Softball #2
Wednesday, April 9th, 2008If the first Berkeley City softball game I played in went surprisingly well, the second was strikingly poor. But I suppose I was due for a correction.
First, the other team was short a man. They took the field and started warming up as the umpires kicked dirt. We sat in the dugout counting our opponents before realizing they only had nine. The umps asked where their last man was, and they pointed to the street, “Ahh, he’s comin’ man!” But they were lying.
So they had to forfeit; the umps wrote in the book: The 3 Outers win it, 7-0. Then they walked away and left us to scrimmage.
Our opponents were a group of urban twenty somethings. They had real baseball gear, Nike stirrup socks, quivers of bats in bags, Yankees hats. They thought highly of themselves.
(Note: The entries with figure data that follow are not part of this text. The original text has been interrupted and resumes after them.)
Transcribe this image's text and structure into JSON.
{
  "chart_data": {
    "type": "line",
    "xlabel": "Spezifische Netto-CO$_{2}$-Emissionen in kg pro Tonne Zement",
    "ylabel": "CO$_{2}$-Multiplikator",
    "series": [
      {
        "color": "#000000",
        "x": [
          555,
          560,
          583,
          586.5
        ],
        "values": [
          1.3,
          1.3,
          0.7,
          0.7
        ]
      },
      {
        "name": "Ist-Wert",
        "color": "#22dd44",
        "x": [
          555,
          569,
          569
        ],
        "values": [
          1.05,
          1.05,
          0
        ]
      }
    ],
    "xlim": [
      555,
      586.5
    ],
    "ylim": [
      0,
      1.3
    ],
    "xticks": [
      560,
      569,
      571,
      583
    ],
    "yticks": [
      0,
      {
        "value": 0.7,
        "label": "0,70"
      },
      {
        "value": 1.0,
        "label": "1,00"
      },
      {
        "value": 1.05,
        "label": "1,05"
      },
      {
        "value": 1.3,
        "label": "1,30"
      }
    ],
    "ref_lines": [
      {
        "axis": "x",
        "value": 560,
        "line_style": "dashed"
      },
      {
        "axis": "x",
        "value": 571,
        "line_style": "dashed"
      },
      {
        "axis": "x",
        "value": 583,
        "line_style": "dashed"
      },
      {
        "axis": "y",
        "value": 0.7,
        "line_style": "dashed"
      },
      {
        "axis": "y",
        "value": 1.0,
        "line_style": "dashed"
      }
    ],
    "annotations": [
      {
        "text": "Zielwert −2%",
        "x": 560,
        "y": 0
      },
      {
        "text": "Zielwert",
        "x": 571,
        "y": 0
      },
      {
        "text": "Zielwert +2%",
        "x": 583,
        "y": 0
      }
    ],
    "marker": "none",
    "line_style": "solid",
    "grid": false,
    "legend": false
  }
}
My first at bat I hit the first pitch and lined it to the shortstop’s feet. It felt like I smoked it until the drive turned flaccid and wilted; I don’t think I got the barrel of the bat on it, and it was more of a tennis swing than softball. As I was running to first I felt the cramp in my left quad that had started out as big as a cherry grow into a ragged plum. I pulled up lame, out at first.
Earlier we’d been throwing on the side and somebody said something and as I looked left the ball sailed over my head, out into the street. I ran off the grass in my cleats onto the sidewalk and when I hit the concrete I executed a plastic spike slide; I was skating out of control on my left leg and as I tried to stop felt my quadricep twinge. I didn’t think it was a big deal, and went back to throwing, but as the game wore on my muscle felt more and more ragged until I was trotting, straight legged around the bases.
Cramped and meaningless, battling the boys, I grounded weakly to short, twice, grimacing.